Hi again, everyone! I haven't posted in here since, um, November, and since then I've switched journals (long story) from
into_desire back to my old one,
anatomiste. I didn't stop reading books by people of color, though, so I've got a backlog of posts to make here!
Before I start, here's a question, born from my position as a white American woman who's trying to learn about race and racism but who's still (of course) struggling with assumptions, prejudices, and misconceptions, many of which I'm doubtlessly still unaware:
I'm taking a course where we analyze the 'dialogue between history and literature' in terms of the Algerian War of Independence. Right now we're reading Fanon and Memmi (I'm looking forward to posting about Fanon!), but we've just finished the first half of the course, in which we read four books by the incomparable
Assia Djebar.
For those of you who are, tragically, not familiar with this brilliant writer, filmmaker, and historian, Djebar has been writing novels since the war in the 1960s in which Algeria won its freedom from France which had colonized it starting in 1830. Her perspective therefore spans from colonial to postcolonial; in her novels, short stories, and films she responds critically to both the brutal French occupation and to the repressive policies of the postcolonial government which has legislated Arabic as the official language and enforced the separation and seclusion of women despite the important roles they too played in the revolution.
Djebar's writing is often autobiographical, interspersed with passages of distant history, the voices of Algerian women whom Djebar has interviewed in her role as historian, and prose poetry that's powerful even in translation. She writes in French (leading to some interesting reflections on her choice to use this language rather than Arabic) and constantly meditates on the roles of languages, writing, song, and silence.
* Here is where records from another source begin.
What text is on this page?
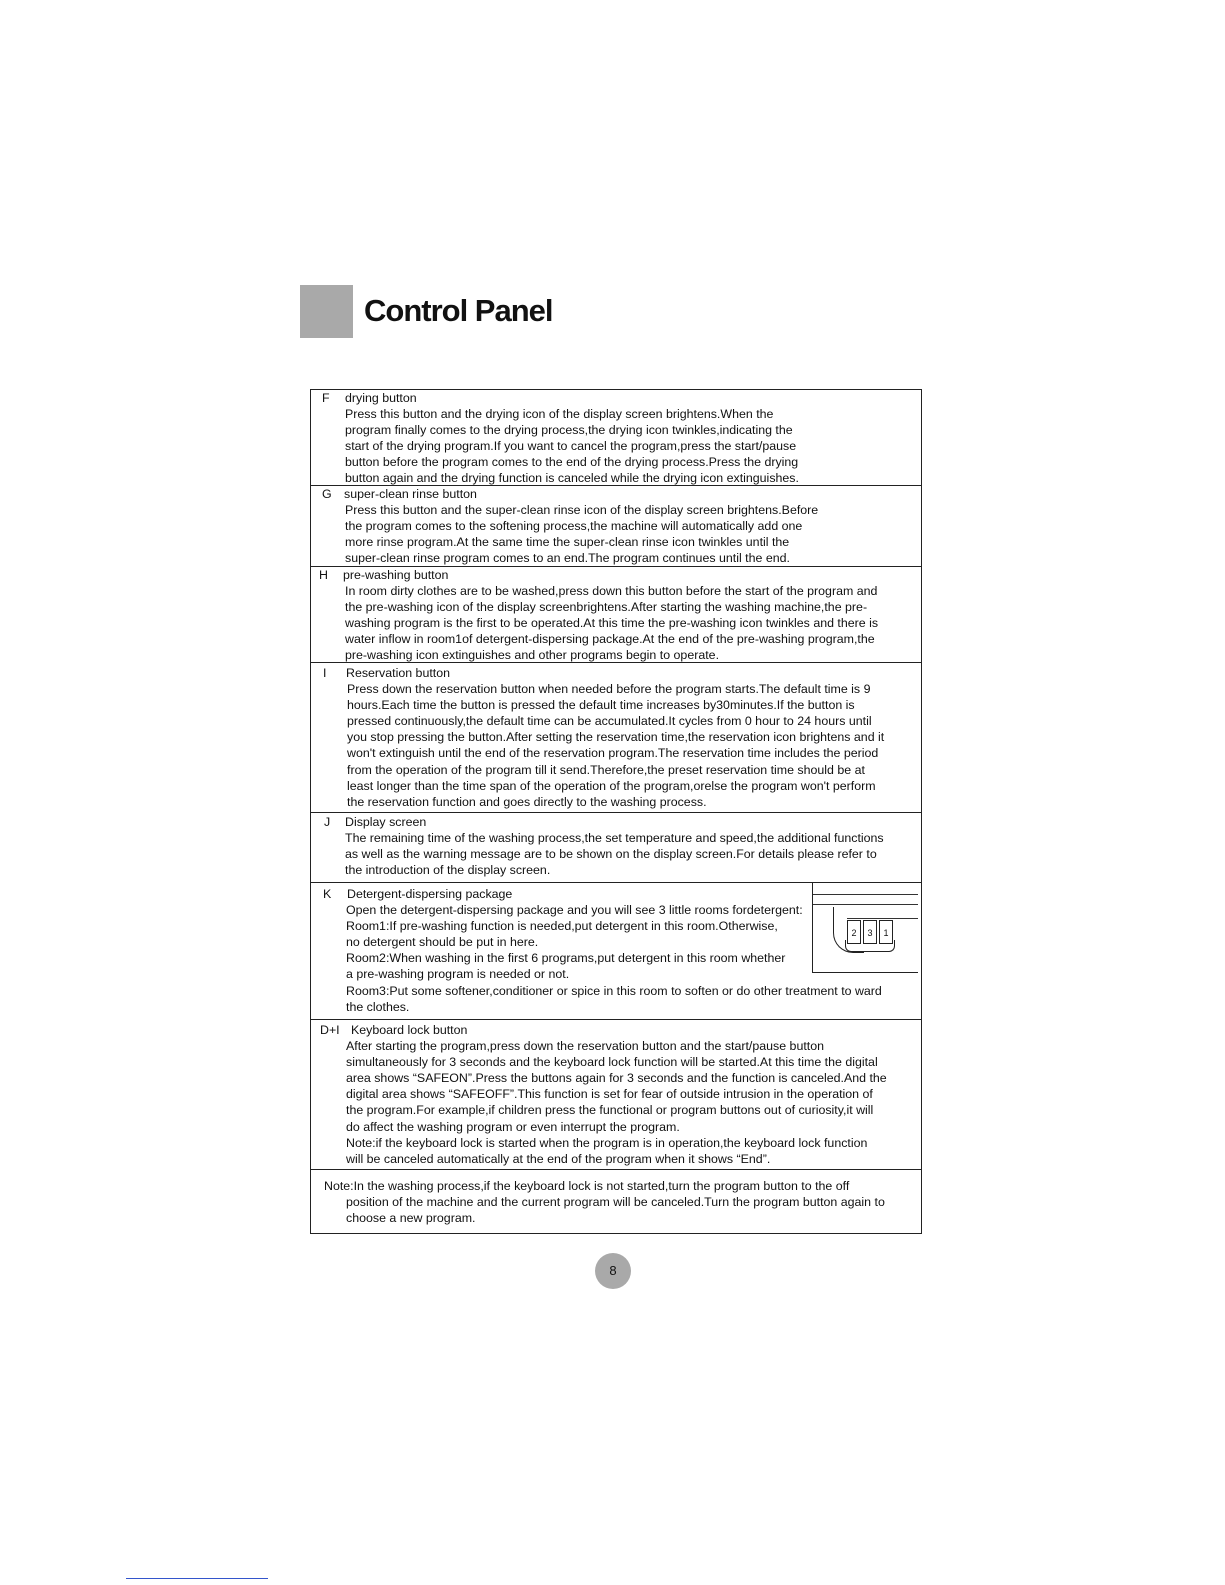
Control Panel
F drying button

Press this button and the drying icon of the display screen brightens.When the

program finally comes to the drying process,the drying icon twinkles,indicating the

start of the drying program.If you want to cancel the program,press the start/pause

button before the program comes to the end of the drying process.Press the drying

button again and the drying function is canceled while the drying icon extinguishes.

G super-clean rinse button

Press this button and the super-clean rinse icon of the display screen brightens.Before

the program comes to the softening process,the machine will automatically add one

more rinse program.At the same time the super-clean rinse icon twinkles until the

super-clean rinse program comes to an end.The program continues until the end.

H pre-washing button

In room dirty clothes are to be washed,press down this button before the start of the program and

the pre-washing icon of the display screenbrightens.After starting the washing machine,the pre-

washing program is the first to be operated.At this time the pre-washing icon twinkles and there is

water inflow in room1of detergent-dispersing package.At the end of the pre-washing program,the

pre-washing icon extinguishes and other programs begin to operate.

I Reservation button

Press down the reservation button when needed before the program starts.The default time is 9

hours.Each time the button is pressed the default time increases by30minutes.If the button is

pressed continuously,the default time can be accumulated.It cycles from 0 hour to 24 hours until

you stop pressing the button.After setting the reservation time,the reservation icon brightens and it

won't extinguish until the end of the reservation program.The reservation time includes the period

from the operation of the program till it send.Therefore,the preset reservation time should be at

least longer than the time span of the operation of the program,orelse the program won't perform

the reservation function and goes directly to the washing process.

J Display screen

The remaining time of the washing process,the set temperature and speed,the additional functions

as well as the warning message are to be shown on the display screen.For details please refer to

the introduction of the display screen.

K Detergent-dispersing package

Open the detergent-dispersing package and you will see 3 little rooms fordetergent:

Room1:If pre-washing function is needed,put detergent in this room.Otherwise,

no detergent should be put in here.

Room2:When washing in the first 6 programs,put detergent in this room whether

a pre-washing program is needed or not.

Room3:Put some softener,conditioner or spice in this room to soften or do other treatment to ward

the clothes.

2	3	1
D+I Keyboard lock button

After starting the program,press down the reservation button and the start/pause button

simultaneously for 3 seconds and the keyboard lock function will be started.At this time the digital

area shows “SAFEON”.Press the buttons again for 3 seconds and the function is canceled.And the

digital area shows “SAFEOFF”.This function is set for fear of outside intrusion in the operation of

the program.For example,if children press the functional or program buttons out of curiosity,it will

do affect the washing program or even interrupt the program.

Note:if the keyboard lock is started when the program is in operation,the keyboard lock function

will be canceled automatically at the end of the program when it shows “End”.

Note:In the washing process,if the keyboard lock is not started,turn the program button to the off

position of the machine and the current program will be canceled.Turn the program button again to

choose a new program.

8
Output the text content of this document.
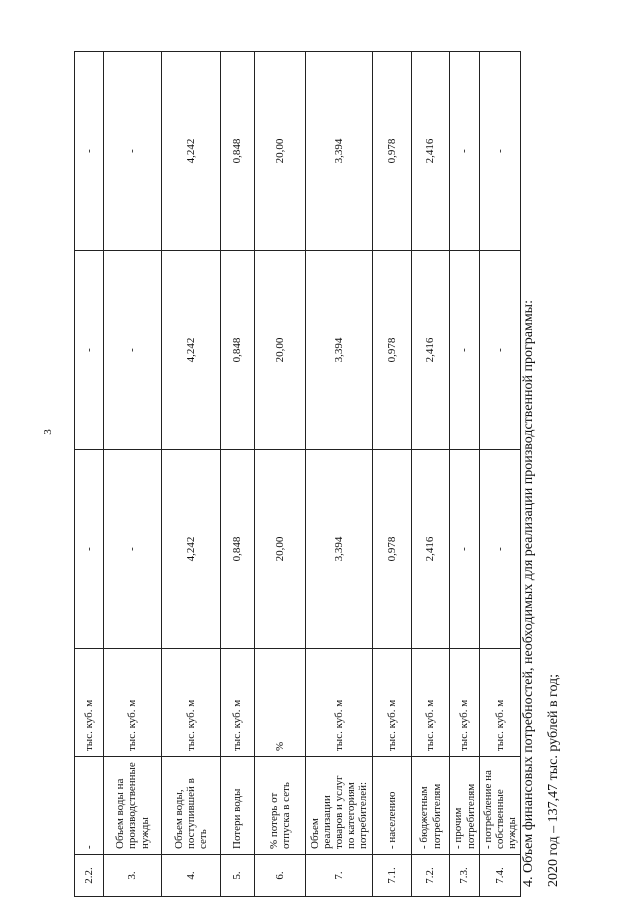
3
2.2.	-	тыс. куб. м	-	-	-
3.	Объем воды на производственные нужды	тыс. куб. м	-	-	-
4.	Объем воды, поступившей в сеть	тыс. куб. м	4,242	4,242	4,242
5.	Потери воды	тыс. куб. м	0,848	0,848	0,848
6.	% потерь от отпуска в сеть	%	20,00	20,00	20,00
7.	Объем реализации товаров и услуг по категориям потребителей:	тыс. куб. м	3,394	3,394	3,394
7.1.	- населению	тыс. куб. м	0,978	0,978	0,978
7.2.	- бюджетным потребителям	тыс. куб. м	2,416	2,416	2,416
7.3.	- прочим потребителям	тыс. куб. м	-	-	-
7.4.	- потребление на собственные нужды	тыс. куб. м	-	-	-
4. Объем финансовых потребностей, необходимых для реализации производственной программы: 2020 год – 137,47 тыс. рублей в год;
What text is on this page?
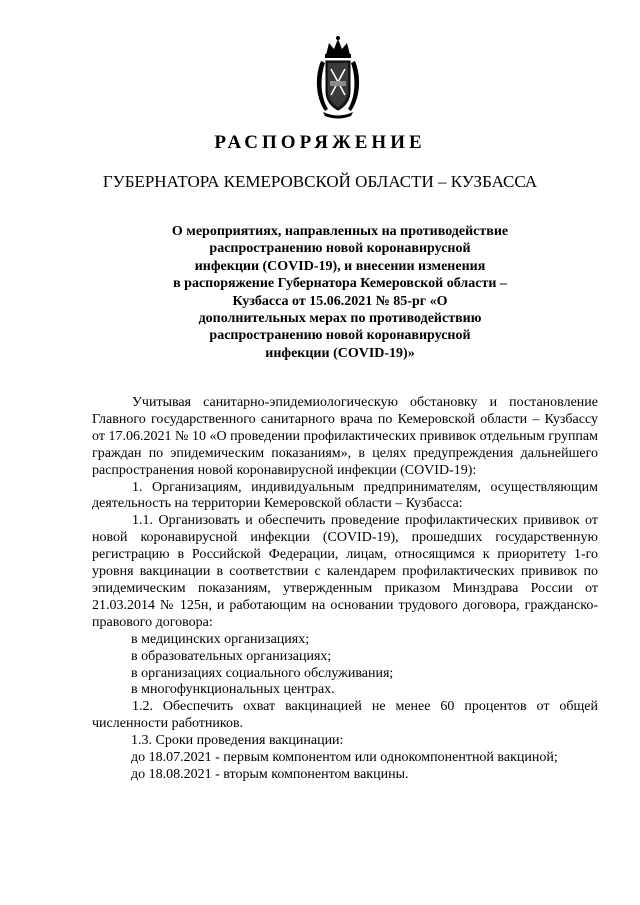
РАСПОРЯЖЕНИЕ
ГУБЕРНАТОРА КЕМЕРОВСКОЙ ОБЛАСТИ – КУЗБАССА
О мероприятиях, направленных на противодействие
распространению новой коронавирусной
инфекции (COVID-19), и внесении изменения
в распоряжение Губернатора Кемеровской области –
Кузбасса от 15.06.2021 № 85-рг «О
дополнительных мерах по противодействию
распространению новой коронавирусной
инфекции (COVID-19)»

Учитывая санитарно-эпидемиологическую обстановку и постановление Главного государственного санитарного врача по Кемеровской области – Кузбассу от 17.06.2021 № 10 «О проведении профилактических прививок отдельным группам граждан по эпидемическим показаниям», в целях предупреждения дальнейшего распространения новой коронавирусной инфекции (COVID-19):

1. Организациям, индивидуальным предпринимателям, осуществляющим деятельность на территории Кемеровской области – Кузбасса:

1.1. Организовать и обеспечить проведение профилактических прививок от новой коронавирусной инфекции (COVID-19), прошедших государственную регистрацию в Российской Федерации, лицам, относящимся к приоритету 1-го уровня вакцинации в соответствии с календарем профилактических прививок по эпидемическим показаниям, утвержденным приказом Минздрава России от 21.03.2014 № 125н, и работающим на основании трудового договора, гражданско-правового договора:

в медицинских организациях;

в образовательных организациях;

в организациях социального обслуживания;

в многофункциональных центрах.

1.2. Обеспечить охват вакцинацией не менее 60 процентов от общей численности работников.

1.3. Сроки проведения вакцинации:

до 18.07.2021 - первым компонентом или однокомпонентной вакциной;

до 18.08.2021 - вторым компонентом вакцины.
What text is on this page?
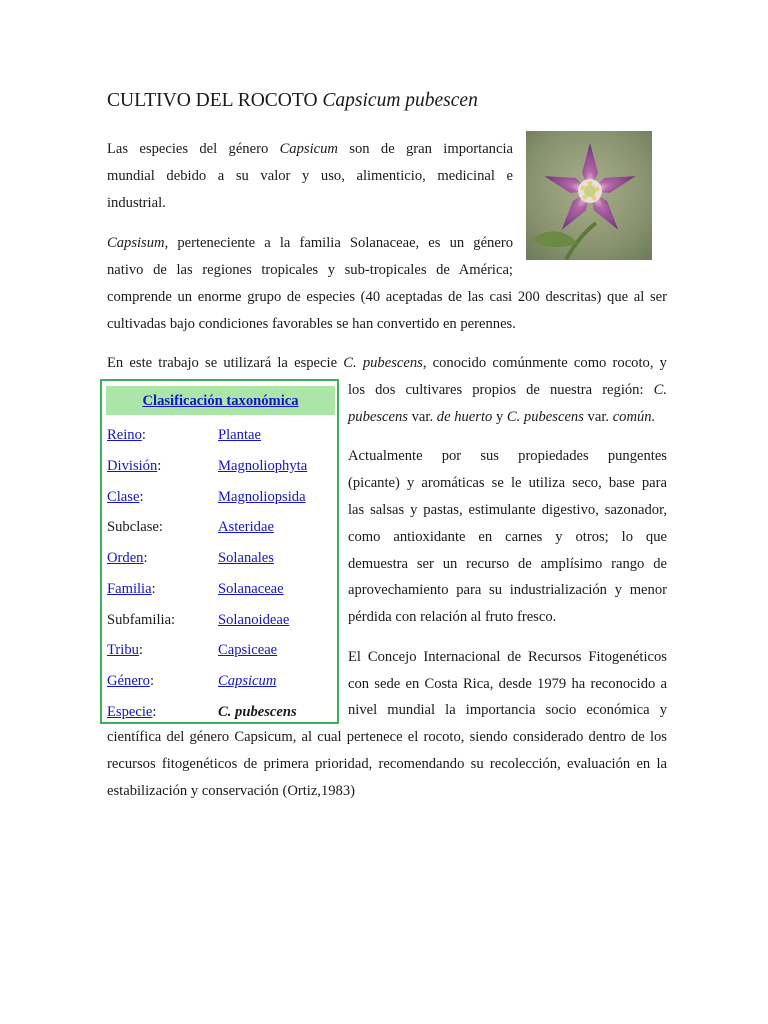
CULTIVO DEL ROCOTO Capsicum pubescen
Las especies del género Capsicum son de gran importancia
mundial debido a su valor y uso, alimenticio, medicinal e
industrial.
Capsisum, perteneciente a la familia Solanaceae, es un género
nativo de las regiones tropicales y sub-tropicales de América;
comprende un enorme grupo de especies (40 aceptadas de las casi 200 descritas) que al ser
cultivadas bajo condiciones favorables se han convertido en perennes.
En este trabajo se utilizará la especie C. pubescens, conocido comúnmente como rocoto, y
los dos cultivares propios de nuestra región: C.
pubescens var. de huerto y C. pubescens var. común.
Actualmente por sus propiedades pungentes
(picante) y aromáticas se le utiliza seco, base para
las salsas y pastas, estimulante digestivo, sazonador,
como antioxidante en carnes y otros; lo que
demuestra ser un recurso de amplísimo rango de
aprovechamiento para su industrialización y menor
pérdida con relación al fruto fresco.
El Concejo Internacional de Recursos Fitogenéticos
con sede en Costa Rica, desde 1979 ha reconocido a
nivel mundial la importancia socio económica y
científica del género Capsicum, al cual pertenece el rocoto, siendo considerado dentro de los
recursos fitogenéticos de primera prioridad, recomendando su recolección, evaluación en la
estabilización y conservación (Ortiz,1983)
Clasificación taxonómica
Reino:	Plantae
División:	Magnoliophyta
Clase:	Magnoliopsida
Subclase:	Asteridae
Orden:	Solanales
Familia:	Solanaceae
Subfamilia:	Solanoideae
Tribu:	Capsiceae
Género:	Capsicum
Especie:	C. pubescens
I would love to share her books with this community, but here's what confuses me: She almost never engages with race (to the extent that it never came up in our class discussions until we got to Fanon) and I think it would be possible to argue that she doesn't in fact identify herself as a POC.
Now, I've been aware (for an embarrassingly short number of years) that Africa is not a racially homogeneous continent. The black population in Algeria is very small; most people there are Arabs or Berbers, although this is primarily a linguistic distinction as most Algerians are actually descended from
Berbers. Djebar comes from a Berber family.
Algeria is also sometimes considered part of the Middle East (I know! Even though it extends farther
west than France!) and always part of the 'Arab world.' Now, I know several women of Middle Eastern Arab descent who definitely consider themselves POC. But none of them are from North Africa, so I don't know how relevant that is.
Here are the only two instances of racial typing (for lack of a better phrase) I can remember from Djebar's books: (1) In
Children of the New World, Lila, a character whom in class discussions we decided was to some degree an avatar for Djebar, fools a landlord into thinking she is European rather than a "fatma" because of her light coloring. (2) In
So Vast the Prison, Djebar mentions the long-ago journey of a Berber princess, Tin Hinan, who traveled with an entourage of women, both black and white.
There might be some other references to race, but they are totally drowned out in Djebar's work by her intense focus on gender and colonialism. In other words, she's very deeply concerned with male/female and colonizer/colonized relations, but not so much with white/POC (or with class, in fact).
However, I can't think about this for too long without feeling like I am trying to stuff Djebar into an imaginary box. After all, race is a social construct. (This has really come home for me in my recent research into the legal and social history of Mexican Americans in the United States!)
So what does this mean in terms of
50books_poc? I don't want to say that because Djebar writes about her subjugation in colonial and gendered but not racial terms, she's not
racially discriminated against and therefore she counts as white--that's problematic in at least two ways: (1) it assumes that POC have to past some litmus test of racism, and (2) it comes pretty close to saying that POC
have to write about race, which a quick look at this community will show to be a very silly statement.
It's pretty clear, from reading elsewhere, that the French colonizers regarded the Algerians as a different race (and a lot of racism against Algerians continues today in France). It's also true, more generally, that the privileged oppressors have usually been the ones to construct and apply racial categories in the first place. Some of them haven't stuck (it's really odd now for me to think that Eastern Europeans used to be regarded as POC), and lots of them, obviously, have been turned into a source of positive identity and solidarity by the oppressed groups.
So French colonizers, in the 1960s, would probably have identified Djebar as a POC, even if she could "pass" as European. But in her writing, either she chooses not to engage significantly with race, or it doesn't occur to her to do so, and so she neither turns this identity-imposed-by-the-other into a source of strength (apart from her mainly
linguistic, thus ethnic, pride in her Berber heritage) nor rejects it.
What are your thoughts? (And, if I'm being really stupid about anything, which I probably am, please point it out so I don't go around spreading it...)
Can I still write about her in this community?